Plinio Corrêa de Oliveira
(Texto con pequeñas adaptaciones)
Sin duda, considerando la expansión del SIDA, el factor moral es preponderante para evitar ese terrible mal.
En efecto, es conocido que el principal foco de contagio de esa enfermedad está en los ambientes homosexuales. Pero también los bisexuales contagian el SIDA, y esto no sólo en las relaciones con el propio sexo, sino también con el sexo opuesto. También hay drogadictos que contraen la enfermedad a través de jeringas contaminadas.
Esos son los tres grandes “grupos de riesgo” para la propagación del SIDA. Hay un cuarto “grupo de riesgo”, constituido por las personas que se someten a transfusiones de sangre, como los hemofílicos, los anémicos, etc. Son ellos víctimas inocentes del cruel contagio, en razón del poco cuidado con que sea eventualmente seleccionada por los técnicos la sangre que reciben. En efecto, puede suceder que les sea administrada sangre contaminada con el SIDA.
El enfoque moral según los principios de la Iglesia es el más indicado para ejercer la influencia más valiosa junto a cada uno de esos cuatro “grupos de riesgo”. Pues, como es generalmente sabido, el acto homosexual es calificado por la Iglesia como “pecado contra la naturaleza” y es catalogado entre los pecados que claman al Cielo y piden a Dios venganza. Esto muestra toda su gravedad.
Ahora bien, a no ser con un freno moral de tal alcance, no sé cómo es posible cohibir de modo eficaz la homosexualidad y, por lo tanto, la expansión del SIDA. Esto es aún más digno de nota si se toma en consideración la tendencia, por decirlo así, suicida “ya victoriosa en varios países y en franca ascensión en otros” de no calificar la homosexualidad como delito.
Se podría objetar que la aparición de la amenaza del SIDA ejerce un efecto inigualable para la represión de la homosexualidad. Y que, reprimida ésta, el peligro del SIDA estaría extinguido. La expansión del SIDA constituiría, por lo tanto, un peligro autodemoledor: el propio pánico de la terrible enfermedad llevaría a los hombres a evitarla, absteniéndose del acto contra la naturaleza.
Sin contestar un cierto efecto saludable del peligro del SIDA como factor coercitivo de la homosexualidad, es digno de nota que ese valor tiene algo de relativo.
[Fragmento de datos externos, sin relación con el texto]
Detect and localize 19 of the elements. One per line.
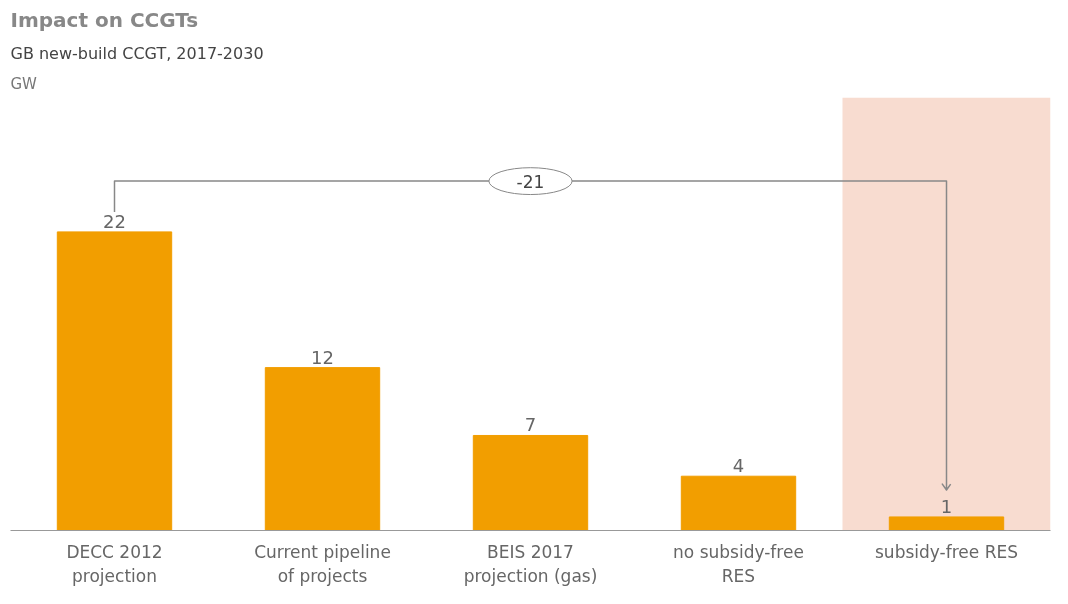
x-tick-label: BEIS 2017 projection (gas) [463, 541, 598, 586]
x-tick-label: subsidy-free RES [875, 541, 1018, 562]
bar [56, 231, 173, 531]
data-label: 12 [311, 346, 334, 368]
x-tick-label: no subsidy-free RES [673, 541, 804, 586]
data-label: 1 [940, 495, 953, 517]
text: GW [10, 74, 38, 93]
data-label: 4 [732, 455, 745, 477]
chart-subtitle: GB new-build CCGT, 2017-2030 [10, 43, 264, 63]
bar [472, 434, 589, 531]
x-tick-label: DECC 2012 projection [66, 541, 163, 586]
text: -21 [516, 171, 545, 192]
x-tick-label: Current pipeline of projects [254, 541, 391, 586]
chart-title: Impact on CCGTs [10, 7, 199, 32]
bar [680, 475, 797, 531]
bar [888, 516, 1005, 531]
bar [264, 367, 381, 531]
data-label: 22 [103, 210, 126, 232]
data-label: 7 [524, 414, 537, 436]
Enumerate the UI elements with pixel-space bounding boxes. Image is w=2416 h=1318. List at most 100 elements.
Pues depende del propio viciado la elección entre las dos perspectivas difíciles que se le abren: la dura batalla para la extinción del vicio o la permanencia en ese vicio a pesar del terrible riesgo de un contagio mortal. Ahora bien, está en la psicología de incontables viciados el optar por la vía del vicio, lo que satisface su pereza y sus apetitos desordenados.
Por el contrario, el católico, puesto ante esa alternativa, no se considera libre de escoger entre una vía y otra: sabe que le toca solamente obedecer a la voluntad de Dios. Obedecer, sí, por el amor y la sumisión que a Éste debe. Pero también por el justo temor de que la mano de Dios le castigue severamente con las penas eternas del infierno. Y, bien entendido, también con proporcionales castigos en esta vida. Entre éstos, uno de los más terribles es la marcha inexorable del portador del SIDA, a través de los padecimientos más devastadores, en dirección a la muerte.
En este caso, como en tantos otros, lo único que constituye un parapeto salvador para el hombre, que lo protege contra sus múltiples propensiones internas al mal, es la moral específicamente religiosa.